В два часа ночи Годалминга ждали на Даунинг-стрит. Теперь все дела решались ночью. А потом, до рассвета, он должен был посетить прием в «Кафе Роял», где леди Аделина Дакейн приветствовала свою благородную гостью, графиню Елизавету Батори, употребив немало стараний, чтобы сблизиться с венгеркой, ведь Батори имели отдаленное родство с Цепешами. Ратвен называл графиню «элегантной, но отвратительной уличной кошкой», а леди Аделину — «иссохшим скелетом, всего лишь одно поколение назад вылезшим из болота», но настаивал, чтобы Годалминг побывал на приеме, на случай если там станут обсуждать какие-то важные вопросы.
Следующие шесть часов Артур был совершенно свободен. Его красная жажда росла. Впрочем, чем сильнее она становилась, тем большей остроты придавала последующему кормлению. Решив ненадолго зайти к себе домой на Кадоган-сквер, чтобы переодеться в вечерний наряд, Годалминг принялся мысленно готовиться к кутежу. Он знал толк в охотничьих забавах и сейчас перебирал несколько вариантов, решая, какой из знакомых ему леди сегодня отвести роль добычи.
Заострившиеся клыки царапали нижнюю губу.
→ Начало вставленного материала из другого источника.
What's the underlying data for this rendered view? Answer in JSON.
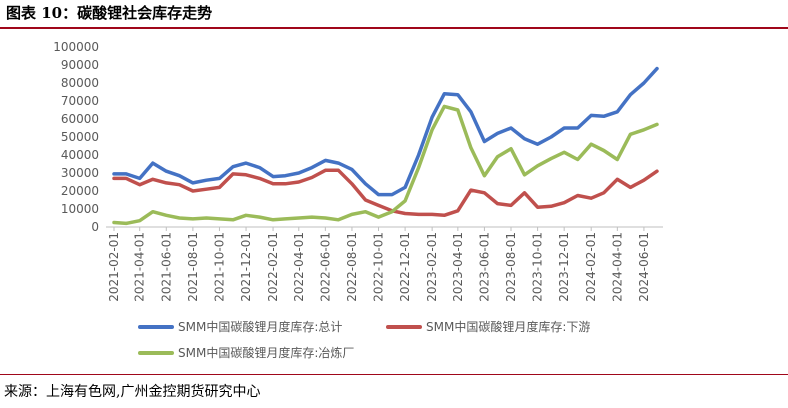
{
  "figure_title": "图表 10：碳酸锂社会库存走势",
  "source": "来源：上海有色网,广州金控期货研究中心",
  "chart_data": {
    "type": "line",
    "ylim": [
      0,
      100000
    ],
    "yticks": [
      "0",
      "10000",
      "20000",
      "30000",
      "40000",
      "50000",
      "60000",
      "70000",
      "80000",
      "90000",
      "100000"
    ],
    "x_labels": [
      "2021-02-01",
      "2021-04-01",
      "2021-06-01",
      "2021-08-01",
      "2021-10-01",
      "2021-12-01",
      "2022-02-01",
      "2022-04-01",
      "2022-06-01",
      "2022-08-01",
      "2022-10-01",
      "2022-12-01",
      "2023-02-01",
      "2023-04-01",
      "2023-06-01",
      "2023-08-01",
      "2023-10-01",
      "2023-12-01",
      "2024-02-01",
      "2024-04-01",
      "2024-06-01"
    ],
    "x": [
      "2021-02-01",
      "2021-03-01",
      "2021-04-01",
      "2021-05-01",
      "2021-06-01",
      "2021-07-01",
      "2021-08-01",
      "2021-09-01",
      "2021-10-01",
      "2021-11-01",
      "2021-12-01",
      "2022-01-01",
      "2022-02-01",
      "2022-03-01",
      "2022-04-01",
      "2022-05-01",
      "2022-06-01",
      "2022-07-01",
      "2022-08-01",
      "2022-09-01",
      "2022-10-01",
      "2022-11-01",
      "2022-12-01",
      "2023-01-01",
      "2023-02-01",
      "2023-03-01",
      "2023-04-01",
      "2023-05-01",
      "2023-06-01",
      "2023-07-01",
      "2023-08-01",
      "2023-09-01",
      "2023-10-01",
      "2023-11-01",
      "2023-12-01",
      "2024-01-01",
      "2024-02-01",
      "2024-03-01",
      "2024-04-01",
      "2024-05-01",
      "2024-06-01",
      "2024-07-01"
    ],
    "grid": false,
    "legend_position": "bottom",
    "series": [
      {
        "name": "SMM中国碳酸锂月度库存:总计",
        "color": "#4472c4",
        "values": [
          29500,
          29500,
          27000,
          35500,
          31000,
          28500,
          24500,
          26000,
          27000,
          33500,
          35500,
          33000,
          28000,
          28500,
          30000,
          33000,
          37000,
          35500,
          32000,
          24000,
          18000,
          18000,
          22000,
          40000,
          61000,
          74000,
          73500,
          64000,
          47500,
          52000,
          55000,
          49000,
          46000,
          50000,
          55000,
          55000,
          62000,
          61500,
          64000,
          73500,
          80000,
          88000
        ]
      },
      {
        "name": "SMM中国碳酸锂月度库存:下游",
        "color": "#c0504d",
        "values": [
          27000,
          27000,
          23500,
          26500,
          24500,
          23500,
          20000,
          21000,
          22000,
          29500,
          29000,
          27000,
          24000,
          24000,
          25000,
          27500,
          31500,
          31500,
          24000,
          15000,
          12000,
          9000,
          7500,
          7000,
          7000,
          6500,
          9000,
          20500,
          19000,
          13000,
          12000,
          19000,
          11000,
          11500,
          13500,
          17500,
          16000,
          19000,
          26500,
          22000,
          26000,
          31000
        ]
      },
      {
        "name": "SMM中国碳酸锂月度库存:冶炼厂",
        "color": "#9bbb59",
        "values": [
          2500,
          2000,
          3500,
          8500,
          6500,
          5000,
          4500,
          5000,
          4500,
          4000,
          6500,
          5500,
          4000,
          4500,
          5000,
          5500,
          5000,
          4000,
          7000,
          8500,
          5500,
          8500,
          14500,
          33000,
          54000,
          67000,
          65000,
          44000,
          28500,
          39000,
          43500,
          29000,
          34000,
          38000,
          41500,
          37500,
          46000,
          42500,
          37500,
          51500,
          54000,
          57000
        ]
      }
    ]
  }
}
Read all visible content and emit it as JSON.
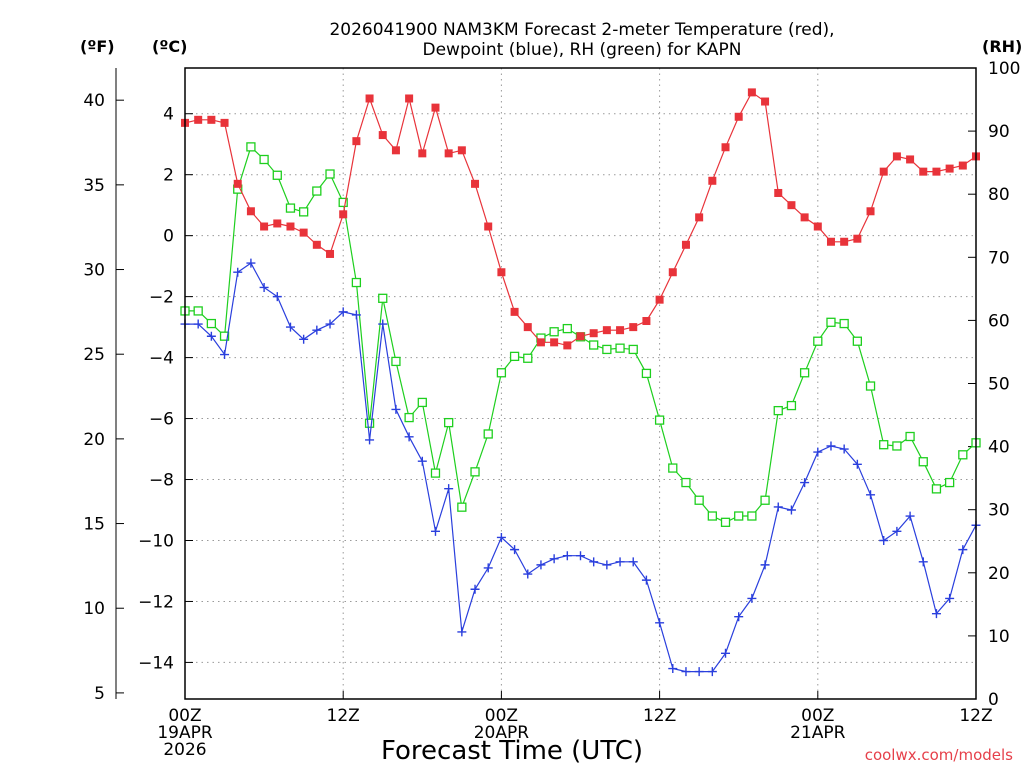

Предвкушение погони отзывалось знакомыми переменами в теле. Чувство вкуса стало четче, более разнообразным. Увеличившиеся зубы мешали свистеть, и «Барбара Аллеи» превратилась в странную новую мелодию, которую никто бы не признал. На Кадоган-сквер к нему подошла женщина. С ней рядом стояли две маленькие девочки на поводках, как собаки. Обе пахли теплой кровью.
— Добрый господин, — сказала попрошайка, протянув руку, — не соблаговолите ли…
Годалминг пришел в отвращение при мысли о том, что кто-то может унизиться до продажи крови собственных детей. Он уже видел эту даму, выпрашивающую монеты у неопытных «новорожденных», предлагая им покрытые струпьями шеи смрадных оборванцев. Трудно было вообразить, чтобы какой-нибудь вампир, проживший хотя бы неделю после обращения, мог польстится на столь худую кровь.
— Поди прочь, а то я позову констебля.